A Day in the Life of a Writer: Returning to an Old Story, Choosing a Main Character, and Being Generally Irked (But Also Excited)

calvin block

I have good news and bad news, dear readers. The good news: I’ve started writing my thesis novel again. Yay! I’ve been patting myself on the back all morning for deciding to pick it back up after shelving it almost a year ago (I need all the self-indulgent reassurance I can get. I’m a writer. It’s how we roll).

The bad news: I can’t decide who my main character is. Which is the reason I stopped writing this story in the first place.

Boo city.

The dilemma I’ve run into (and been running into for the past year) is that I have two strong and compelling characters, one male and one female, who are competing with one another for the coveted spot of main character. Now, I am not a person who subscribes to the rule that you can only have one main character in a story (Thelma & Louise being a prime example of a story that breaks that rule), so when I first encountered this problem I decided to resolve it the easy way by just letting them both be main characters. Easy, right?

Well, when your characters are normal, sure, maybe you can do that. But my characters are decidedly abnormal. See, the part that I neglected to mention is that my characters are both psychopaths, and as it turns out, having two psychopaths as your main characters kind of doesn’t work. Like, at all.

better main character meme

I got about a third of the way through the first draft of having these two psychopaths pitted against each other on the page and got increasingly frustrated, because the more I wrote the more I realized that I wasn’t rooting for them. I didn’t want either one of them to accomplish their goals and finish out their quests. What’s more, I didn’t care enough to see if they did accomplish their goals or not; I disliked them so much that I just wanted to get away from them. They were just too unsympathetic, too unlikable, and I hadn’t included a character who was strong enough and sympathetic enough to offset their extreme darkness. And without having a character to root for, I lost interest in the story. I came to the realization that if I, the person who thought up these characters and brought them into existence onto the page, had this kind of reaction to these characters, then readers were going to as well. And so, a little less than a year ago I gave up on the story with the intention of never returning to it again.

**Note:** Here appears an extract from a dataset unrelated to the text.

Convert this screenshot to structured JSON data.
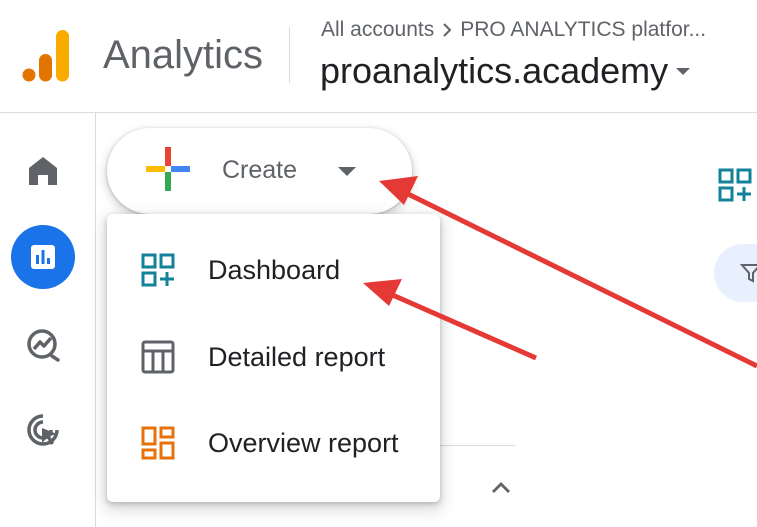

The problem is the little bugger’s been nagging at the edges of my brain ever since, refusing to give me any peace of mind and keeping me from working on the other story idea I’ve been playing around with for a few years now. It’s really rather rude.

So, since I’m apparently not allowed to work on any other creative projects until I give this psychopath story another whirl, I’ve decided to return to it with a new approach and an actual plan in place (my god, what a concept. A writer with a plan!). First, I’m rewriting the entire story from scratch. This sucks because I’ve written ~150 pages of it in the first draft, but necessary, because of those ~150 pages maybe 10 of them are good/salvageable. The plot and characters got jumbled around a dozen too many times for me to make any sense of it, and trying to work with those original pages will just confuse me further. So that first draft is getting locked away in my desk and not being looked at until the second draft is finished. Then after I finish I’ll go through the first one and see what if anything I can pull from it and incorporate into the new story.

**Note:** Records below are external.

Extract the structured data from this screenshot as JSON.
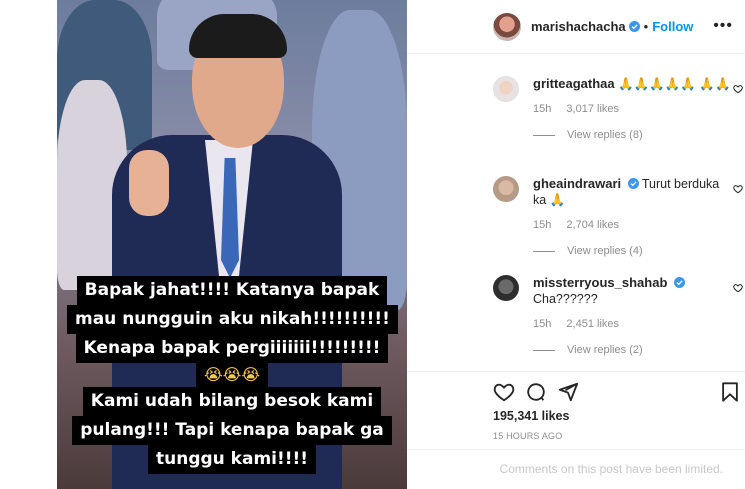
{
  "post": {
    "username": "marishachacha",
    "follow_label": "Follow",
    "dot": "•",
    "more_label": "•••",
    "caption_lines": [
      "Bapak jahat!!!! Katanya bapak",
      "mau nungguin aku nikah!!!!!!!!!!",
      "Kenapa bapak pergiiiiiii!!!!!!!!!",
      "😭😭😭",
      "Kami udah bilang besok kami",
      "pulang!!! Tapi kenapa bapak ga",
      "tunggu kami!!!!"
    ]
  },
  "comments": [
    {
      "username": "gritteagathaa",
      "text": "🙏🙏🙏🙏🙏 🙏🙏",
      "time": "15h",
      "likes": "3,017 likes",
      "replies": "View replies (8)"
    },
    {
      "username": "gheaindrawari",
      "text": "Turut berduka ka 🙏",
      "time": "15h",
      "likes": "2,704 likes",
      "replies": "View replies (4)"
    },
    {
      "username": "missterryous_shahab",
      "text": "Cha??????",
      "time": "15h",
      "likes": "2,451 likes",
      "replies": "View replies (2)"
    }
  ],
  "footer": {
    "likes": "195,341 likes",
    "time": "15 HOURS AGO",
    "comments_limited": "Comments on this post have been limited."
  },
  "icons": {
    "heart": "heart-icon",
    "comment": "comment-icon",
    "share": "share-icon",
    "save": "bookmark-icon",
    "verified": "verified-badge-icon"
  },
  "colors": {
    "accent": "#0095f6",
    "muted": "#8e8e8e",
    "text": "#262626"
  }
}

Second, I’m putting my foot down and limiting my story to one psychopath/main character. This is turning out to be harder than I thought, because like I said above, both characters are strong and compelling in their own rights. I’ve polled fellow writers and friends for their opinions on whether they’d rather read a story about a male psychopath or a female psychopath, and the results were a 50-50 split.

Naturally.

At least now I know that a.) I’ve got two cool characters and b.) I’m insane for having trouble choosing between them (fun fact: I care more about point b right now).

So, I’ve decided that I’m going to be ambitious and write BOTH versions of the story, one told by the male psychopath and the other by the female. Since writing two novel-length manuscripts of the same story told by two different characters doesn’t sound all that appealing to me (shocking, I know), I’m planning on condensing the story down into either a long short story or a novella. Then I’ll see which one turns out stronger and proceed from there. And I’m choosing to not think about the possible scenario where they both turn out strong and I find myself in the same position I’m in now, because that can’t happen, right? Right? (Ugh.)